Robin Robertson has been awarded the Walter Scott Prize for Historical Fiction, the first Scot and poet winner in the award’s ten-year history. His book, The Long Take (Picador), is a combination of verse and prose which follows Canadian veteran Walker as he travels through America’s great cities, rebuilding his life after the horrors of the Second World War.
The Long Take was also shortlisted for last year’s Booker, won the Goldsmiths prize, and was a PBS Spring Recommendation 2018. The Scottish poet, like Walter Scott himself, moved into narrative fiction “by accident”, as The Long Take began as a poem but developed into something longer.
The judges said:
“It seems right that in our tenth anniversary year we should celebrate this originality by awarding the prize to a novel written in compelling narrative verse. The prize is always hard-fought and this year was no exception, but this novel exerted a very particular magnetic force, drawing us back again and again, each time marvelling anew.

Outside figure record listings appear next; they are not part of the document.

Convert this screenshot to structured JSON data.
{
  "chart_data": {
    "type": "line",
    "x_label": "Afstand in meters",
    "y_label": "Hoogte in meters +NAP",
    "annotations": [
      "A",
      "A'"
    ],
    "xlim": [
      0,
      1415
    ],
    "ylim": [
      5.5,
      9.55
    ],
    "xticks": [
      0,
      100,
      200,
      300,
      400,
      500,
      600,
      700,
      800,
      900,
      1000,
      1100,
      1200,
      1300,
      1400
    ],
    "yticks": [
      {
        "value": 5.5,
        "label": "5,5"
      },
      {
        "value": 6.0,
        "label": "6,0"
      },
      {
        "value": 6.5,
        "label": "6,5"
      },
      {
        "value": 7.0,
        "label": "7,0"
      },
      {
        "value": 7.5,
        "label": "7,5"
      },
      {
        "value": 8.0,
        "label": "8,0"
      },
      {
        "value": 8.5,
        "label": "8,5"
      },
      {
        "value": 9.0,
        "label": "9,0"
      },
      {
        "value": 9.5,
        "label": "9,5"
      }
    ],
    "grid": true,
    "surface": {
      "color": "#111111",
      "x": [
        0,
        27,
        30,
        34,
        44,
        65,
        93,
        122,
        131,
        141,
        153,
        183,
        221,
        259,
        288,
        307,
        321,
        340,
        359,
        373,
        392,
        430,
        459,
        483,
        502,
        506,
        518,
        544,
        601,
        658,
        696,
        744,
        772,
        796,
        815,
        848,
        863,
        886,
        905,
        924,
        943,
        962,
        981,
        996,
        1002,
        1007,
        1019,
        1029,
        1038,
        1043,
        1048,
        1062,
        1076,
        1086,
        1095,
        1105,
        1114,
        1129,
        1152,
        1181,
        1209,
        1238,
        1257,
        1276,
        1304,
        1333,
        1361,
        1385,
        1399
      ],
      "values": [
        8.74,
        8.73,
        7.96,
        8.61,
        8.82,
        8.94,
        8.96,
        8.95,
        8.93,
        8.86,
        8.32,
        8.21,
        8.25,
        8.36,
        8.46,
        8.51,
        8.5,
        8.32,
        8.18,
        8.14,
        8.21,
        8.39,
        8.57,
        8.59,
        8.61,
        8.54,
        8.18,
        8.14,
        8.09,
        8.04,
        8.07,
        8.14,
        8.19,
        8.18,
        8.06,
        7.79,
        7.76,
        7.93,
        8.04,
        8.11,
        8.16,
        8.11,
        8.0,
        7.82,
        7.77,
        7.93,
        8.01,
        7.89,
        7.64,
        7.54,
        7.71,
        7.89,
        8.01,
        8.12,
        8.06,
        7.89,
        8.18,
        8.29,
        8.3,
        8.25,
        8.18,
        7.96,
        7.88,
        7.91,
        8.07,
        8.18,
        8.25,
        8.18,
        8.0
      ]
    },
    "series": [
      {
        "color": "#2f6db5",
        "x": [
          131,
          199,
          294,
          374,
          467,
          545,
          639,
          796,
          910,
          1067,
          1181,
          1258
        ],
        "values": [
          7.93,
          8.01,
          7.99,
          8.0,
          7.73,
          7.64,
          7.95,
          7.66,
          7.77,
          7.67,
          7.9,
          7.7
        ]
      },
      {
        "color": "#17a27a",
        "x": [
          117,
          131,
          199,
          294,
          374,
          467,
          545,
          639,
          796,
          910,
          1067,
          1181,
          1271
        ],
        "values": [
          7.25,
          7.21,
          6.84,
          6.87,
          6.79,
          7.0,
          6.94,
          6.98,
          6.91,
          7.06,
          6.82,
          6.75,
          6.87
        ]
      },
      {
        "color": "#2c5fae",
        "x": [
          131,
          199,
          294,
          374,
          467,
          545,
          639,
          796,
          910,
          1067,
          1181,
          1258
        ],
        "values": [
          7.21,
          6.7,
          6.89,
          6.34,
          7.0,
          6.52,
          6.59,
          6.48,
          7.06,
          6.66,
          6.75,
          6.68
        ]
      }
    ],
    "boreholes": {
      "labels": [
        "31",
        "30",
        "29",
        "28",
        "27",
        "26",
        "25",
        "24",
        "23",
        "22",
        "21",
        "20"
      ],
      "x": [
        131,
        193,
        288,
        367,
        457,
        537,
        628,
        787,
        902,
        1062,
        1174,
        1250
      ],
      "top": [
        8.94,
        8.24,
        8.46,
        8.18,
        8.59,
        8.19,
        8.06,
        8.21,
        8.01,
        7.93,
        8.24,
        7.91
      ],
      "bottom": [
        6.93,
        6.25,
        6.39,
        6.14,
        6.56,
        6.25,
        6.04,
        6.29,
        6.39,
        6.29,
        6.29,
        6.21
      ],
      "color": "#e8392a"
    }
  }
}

“In poetry of the utmost beauty, Robin Robertson interweaves themes from the great age of black and white films, the destruction of communities as cities destroy the old to build the new, the horrors of McCarthyism and the terrible psychological wounds left by war.
“Robertson shows us things we’d rather not see and asks us to face things we’d rather not face.
“But with the pulsing narrative drive of classic film noir, the vision of a poet, and the craft of a novelist, The Long Take courageously and magnificently boosts the Walter Scott Prize into its next decade.”